Making matters worse, Dina takes an arrow in her leg. They split up, and Ellie is able to escape and make her way into the Wolf hospital, where she finds Nora, holds her at gunpoint, and asks where she can find Abby. Nora’s able to break free of the standoff and alert the others, but she finds herself cornered by Ellie and has no escape except through the elevator shaft leading to the dreaded basement from the cold open. There it’s only Ellie’s immunity that allows her to survive in an atmosphere thick with infectious particulate matter and cordyceps-covered walls. She first encounters a WLF soldier who’s still alive (sort of) and entangled in cordyceps, then Elise’s son Leon, who’s similarly stuck in some sort of horrible state between life and death. When Ellie finds Nora wheezing, it’s clear that she’ll soon join them. Nora tells her they’re both now doomed to die, but then realizes that she’s talking to “the immune girl,” a person she wasn’t even sure was real. Nora tries to put things in perspective for Ellie by asking her if she understands exactly what Joel did, including killing Abby’s father, but Ellie can’t be talked down. Echoing Joel’s torture, she begins beating Nora, a grim scene interrupted only by a fade to black. On the other side, we’re greeted by a memory of happier times, as Joel walks into a sleeping Ellie’s room with a friendly “Hey, kiddo,” and the episode ends.

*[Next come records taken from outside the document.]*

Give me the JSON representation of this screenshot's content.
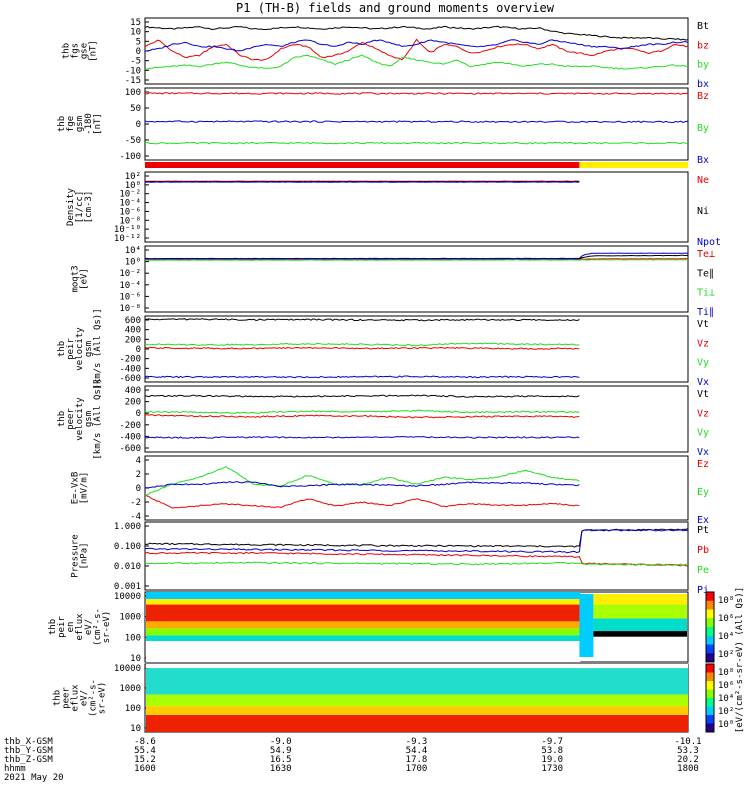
{
  "title": "P1 (TH-B) fields and ground moments overview",
  "colors": {
    "black": "#000000",
    "red": "#ee0000",
    "green": "#22dd22",
    "blue": "#0000cc",
    "yellow": "#ffee00"
  },
  "chart_data": [
    {
      "type": "line",
      "id": "fgs",
      "ylabel": [
        "thb",
        "fgs",
        "gse",
        "[nT]"
      ],
      "yticks": [
        "15",
        "10",
        "5",
        "0",
        "-5",
        "-10",
        "-15"
      ],
      "ylim": [
        -15,
        15
      ],
      "x": [
        1600,
        1605,
        1610,
        1615,
        1620,
        1625,
        1630,
        1635,
        1640,
        1645,
        1650,
        1655,
        1660,
        1665,
        1670,
        1675,
        1680,
        1685,
        1690,
        1695,
        1700,
        1705,
        1710,
        1715,
        1720,
        1725,
        1730,
        1735,
        1740,
        1745,
        1750,
        1755,
        1760,
        1765,
        1770,
        1775,
        1780,
        1785,
        1790,
        1795,
        1800
      ],
      "series": [
        {
          "name": "Bt",
          "color": "black",
          "values": [
            11,
            10.5,
            10,
            10.5,
            11,
            10,
            10.5,
            11,
            10,
            10,
            10.5,
            11,
            10.5,
            10,
            10.5,
            11,
            10.5,
            10,
            10.5,
            11,
            10.5,
            10,
            11,
            10.5,
            10,
            10.5,
            11,
            10.5,
            10,
            10.5,
            9,
            8,
            7.5,
            7,
            6.5,
            6,
            6,
            6,
            5.5,
            5.5,
            5
          ]
        },
        {
          "name": "bz",
          "color": "red",
          "values": [
            2,
            5,
            0,
            -3,
            -2,
            2,
            3,
            -2,
            -4,
            -4,
            1,
            3,
            2,
            -3,
            -2,
            0,
            4,
            1,
            -2,
            -4,
            5,
            -1,
            3,
            2,
            -1,
            0,
            2,
            3,
            3,
            1,
            3,
            0,
            -1,
            -2,
            0,
            1,
            1,
            -1,
            0,
            3,
            2
          ]
        },
        {
          "name": "by",
          "color": "green",
          "values": [
            -8,
            -7.5,
            -7,
            -6.5,
            -7,
            -6,
            -5,
            -6.5,
            -7.5,
            -8,
            -7,
            -3,
            -2,
            -4,
            -6,
            -4,
            -2,
            -5,
            -7,
            -3,
            -4,
            -5,
            -6,
            -4,
            -7,
            -6,
            -5,
            -6,
            -7,
            -6,
            -6,
            -7,
            -7,
            -7,
            -7.5,
            -8,
            -8,
            -7.5,
            -7,
            -6.5,
            -7
          ]
        },
        {
          "name": "bx",
          "color": "blue",
          "values": [
            0,
            1,
            3,
            4,
            2,
            2,
            1,
            0,
            2,
            3,
            2,
            4,
            5,
            3,
            2,
            4,
            3,
            5,
            4,
            2,
            3,
            5,
            4,
            3,
            2,
            2,
            3,
            5,
            4,
            3,
            5,
            4,
            3,
            2,
            2,
            1,
            2,
            3,
            3,
            4,
            4
          ]
        }
      ]
    },
    {
      "type": "line",
      "id": "fge",
      "ylabel": [
        "thb",
        "fge",
        "gsm",
        "-180",
        "[nT]"
      ],
      "yticks": [
        "100",
        "50",
        "0",
        "-50",
        "-100"
      ],
      "ylim": [
        -120,
        110
      ],
      "x": [
        1600,
        1800
      ],
      "series": [
        {
          "name": "Bz",
          "color": "red",
          "values": [
            93,
            92
          ]
        },
        {
          "name": "By",
          "color": "green",
          "values": [
            -66,
            -66
          ]
        },
        {
          "name": "Bx",
          "color": "blue",
          "values": [
            3,
            2
          ]
        }
      ]
    },
    {
      "type": "line",
      "id": "density",
      "ylabel": [
        "Density",
        "[1/cc]",
        "[cm-3]"
      ],
      "yticks": [
        "10²",
        "10⁰",
        "10⁻²",
        "10⁻⁴",
        "10⁻⁶",
        "10⁻⁸",
        "10⁻¹⁰",
        "10⁻¹²"
      ],
      "scale": "log",
      "ylim": [
        1e-13,
        1000
      ],
      "x": [
        1600,
        1760
      ],
      "series": [
        {
          "name": "Ne",
          "color": "red",
          "values": [
            8,
            8
          ]
        },
        {
          "name": "Ni",
          "color": "black",
          "values": [
            6,
            6
          ]
        },
        {
          "name": "Npot",
          "color": "blue",
          "values": [
            5,
            5
          ]
        }
      ]
    },
    {
      "type": "line",
      "id": "temperature",
      "ylabel": [
        "moqt3",
        "[eV]"
      ],
      "yticks": [
        "10⁴",
        "10⁰",
        "10⁻²",
        "10⁻⁴",
        "10⁻⁶",
        "10⁻⁸"
      ],
      "scale": "log",
      "ylim": [
        1e-09,
        100000
      ],
      "x": [
        1600,
        1760,
        1765,
        1800
      ],
      "series": [
        {
          "name": "Te⊥",
          "color": "red",
          "values": [
            150,
            160,
            180,
            200
          ]
        },
        {
          "name": "Te∥",
          "color": "black",
          "values": [
            200,
            200,
            800,
            1000
          ]
        },
        {
          "name": "Ti⊥",
          "color": "green",
          "values": [
            100,
            110,
            120,
            120
          ]
        },
        {
          "name": "Ti∥",
          "color": "blue",
          "values": [
            220,
            230,
            3000,
            3000
          ]
        }
      ]
    },
    {
      "type": "line",
      "id": "peir_velocity",
      "ylabel": [
        "thb",
        "peir",
        "velocity",
        "gsm",
        "[km/s (All Qs)]"
      ],
      "yticks": [
        "600",
        "400",
        "200",
        "0",
        "-200",
        "-400",
        "-600"
      ],
      "ylim": [
        -640,
        620
      ],
      "x": [
        1600,
        1620,
        1640,
        1660,
        1680,
        1700,
        1720,
        1740,
        1760
      ],
      "series": [
        {
          "name": "Vt",
          "color": "black",
          "values": [
            555,
            560,
            548,
            552,
            545,
            540,
            548,
            545,
            545
          ]
        },
        {
          "name": "Vz",
          "color": "red",
          "values": [
            10,
            5,
            0,
            15,
            0,
            10,
            5,
            -5,
            0
          ]
        },
        {
          "name": "Vy",
          "color": "green",
          "values": [
            80,
            70,
            75,
            90,
            80,
            60,
            100,
            80,
            75
          ]
        },
        {
          "name": "Vx",
          "color": "blue",
          "values": [
            -540,
            -545,
            -542,
            -548,
            -540,
            -535,
            -545,
            -540,
            -545
          ]
        }
      ]
    },
    {
      "type": "line",
      "id": "peer_velocity",
      "ylabel": [
        "thb",
        "peer",
        "velocity",
        "gsm",
        "[km/s (All Qs)]"
      ],
      "yticks": [
        "400",
        "200",
        "0",
        "-200",
        "-400",
        "-600"
      ],
      "ylim": [
        -620,
        560
      ],
      "x": [
        1600,
        1620,
        1640,
        1660,
        1680,
        1700,
        1720,
        1740,
        1760
      ],
      "series": [
        {
          "name": "Vt",
          "color": "black",
          "values": [
            380,
            385,
            370,
            375,
            380,
            390,
            370,
            375,
            380
          ]
        },
        {
          "name": "Vz",
          "color": "red",
          "values": [
            40,
            20,
            10,
            30,
            20,
            0,
            10,
            20,
            10
          ]
        },
        {
          "name": "Vy",
          "color": "green",
          "values": [
            100,
            90,
            80,
            110,
            100,
            120,
            90,
            100,
            95
          ]
        },
        {
          "name": "Vx",
          "color": "blue",
          "values": [
            -360,
            -365,
            -355,
            -360,
            -358,
            -350,
            -362,
            -358,
            -360
          ]
        }
      ]
    },
    {
      "type": "line",
      "id": "efield",
      "ylabel": [
        "E=-VxB",
        "[mV/m]"
      ],
      "yticks": [
        "4",
        "2",
        "0",
        "-2",
        "-4"
      ],
      "ylim": [
        -4.5,
        4.5
      ],
      "x": [
        1600,
        1610,
        1620,
        1630,
        1640,
        1650,
        1660,
        1670,
        1680,
        1690,
        1700,
        1710,
        1720,
        1730,
        1740,
        1750,
        1760
      ],
      "series": [
        {
          "name": "Ez",
          "color": "red",
          "values": [
            -1,
            -2.8,
            -2.5,
            -2.2,
            -2.5,
            -2.7,
            -1.5,
            -2.5,
            -2,
            -2.5,
            -1.5,
            -2.6,
            -2.2,
            -2.4,
            -2.4,
            -2.2,
            -2.5
          ]
        },
        {
          "name": "Ey",
          "color": "green",
          "values": [
            -1,
            0.5,
            1.5,
            3,
            0.5,
            0.3,
            1.8,
            0.5,
            0.5,
            1.5,
            0.5,
            1.5,
            1.2,
            1.5,
            2.5,
            1.5,
            1
          ]
        },
        {
          "name": "Ex",
          "color": "blue",
          "values": [
            0,
            0.5,
            0.5,
            0.8,
            0.8,
            0.2,
            0.3,
            0.5,
            0.5,
            0.4,
            0.3,
            0.5,
            0.8,
            0.7,
            0.7,
            0.5,
            0.4
          ]
        }
      ]
    },
    {
      "type": "line",
      "id": "pressure",
      "ylabel": [
        "Pressure",
        "[nPa]"
      ],
      "yticks": [
        "1.000",
        "0.100",
        "0.010",
        "0.001"
      ],
      "scale": "log",
      "ylim": [
        0.0009,
        1.2
      ],
      "x": [
        1600,
        1640,
        1680,
        1720,
        1760,
        1761,
        1800
      ],
      "series": [
        {
          "name": "Pt",
          "color": "black",
          "values": [
            0.12,
            0.11,
            0.1,
            0.095,
            0.09,
            0.5,
            0.55
          ]
        },
        {
          "name": "Pb",
          "color": "red",
          "values": [
            0.045,
            0.045,
            0.04,
            0.035,
            0.03,
            0.015,
            0.012
          ]
        },
        {
          "name": "Pe",
          "color": "green",
          "values": [
            0.015,
            0.016,
            0.015,
            0.014,
            0.016,
            0.014,
            0.013
          ]
        },
        {
          "name": "Pi",
          "color": "blue",
          "values": [
            0.07,
            0.065,
            0.06,
            0.055,
            0.05,
            0.5,
            0.5
          ]
        }
      ]
    },
    {
      "type": "heatmap",
      "id": "peir_spec",
      "ylabel": [
        "thb",
        "peir",
        "en",
        "eflux",
        "eV/",
        "(cm²-s-",
        "sr-eV)"
      ],
      "yticks": [
        "10000",
        "1000",
        "100",
        "10"
      ],
      "colorbar_ticks": [
        "10⁸",
        "10⁶",
        "10⁴",
        "10²"
      ],
      "colorbar_label": "[eV/(cm²-s-sr-eV) (All Qs)]"
    },
    {
      "type": "heatmap",
      "id": "peer_spec",
      "ylabel": [
        "thb",
        "peer",
        "eflux",
        "eV/",
        "(cm²-s-",
        "sr-eV)"
      ],
      "yticks": [
        "10000",
        "1000",
        "100",
        "10"
      ],
      "colorbar_ticks": [
        "10⁸",
        "10⁶",
        "10⁴",
        "10²",
        "10⁰"
      ],
      "colorbar_label": "[eV/(cm²-s-sr-eV) (All Qs)]"
    }
  ],
  "mode_bar": {
    "red_until": 1760,
    "yellow_from": 1760
  },
  "xaxis": {
    "rows": [
      {
        "label": "thb_X-GSM",
        "values": [
          "-8.6",
          "-9.0",
          "-9.3",
          "-9.7",
          "-10.1"
        ]
      },
      {
        "label": "thb_Y-GSM",
        "values": [
          "55.4",
          "54.9",
          "54.4",
          "53.8",
          "53.3"
        ]
      },
      {
        "label": "thb_Z-GSM",
        "values": [
          "15.2",
          "16.5",
          "17.8",
          "19.0",
          "20.2"
        ]
      },
      {
        "label": "hhmm",
        "values": [
          "1600",
          "1630",
          "1700",
          "1730",
          "1800"
        ]
      }
    ],
    "date": "2021 May 20"
  }
}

It would be a mistake to take that final image as being from more innocent times; Ellie was born into a fallen world and has known only danger. Her time in Jackson with Joel, what we’ve seen of it, seems to have been relatively peaceful, but that did not keep their relationship from fracturing. That said, it still throws into sharp relief where Ellie is now versus where she’s come from. She never got a chance to be a kid, but all of Joel’s efforts were meant to spare her a life of endless violence, and now she’s chosen that life because of Joel’s death. Subsequent episodes have given her every reason to turn back — Dina, Dina’s baby, her civic obligation to Jackson, the never-spoken truth that Joel would not want this for her no matter what — and still she’s pressed on. This is an action-packed episode and works on that level, but the action also pushes Ellie further down a dark path from which she might not be able to return, making it as dramatically effective as what’s come before.
Infectious Bites
• Oof, you could get the bends watching the last two scenes of this episode. Ellie’s talked about exacting revenge on Abby and her companions, but to see her perform it on the prone, helpless (if spiteful) Nora is chilling. It’s almost certainly not coincidental that the scene mirrors Abby’s assault on Joel. The episode cuts away after a few blows, but we don’t have to see more. Nora’s already doomed by breathing cordyceps. The torture is all Ellie’s doing, however. The look on Ellie’s face confirms she’s crossed a moral Rubicon, and there’s no going back. When we see her smiling and fresh-faced in flashback, it only confirms how far she’s gone down a dark path.
• The Pinnacle is inspired by Seattle’s Paramount Theatre, which opened as a movie palace in 1928. It occasionally still screens movies, but now mostly serves as a theatrical and live music venue.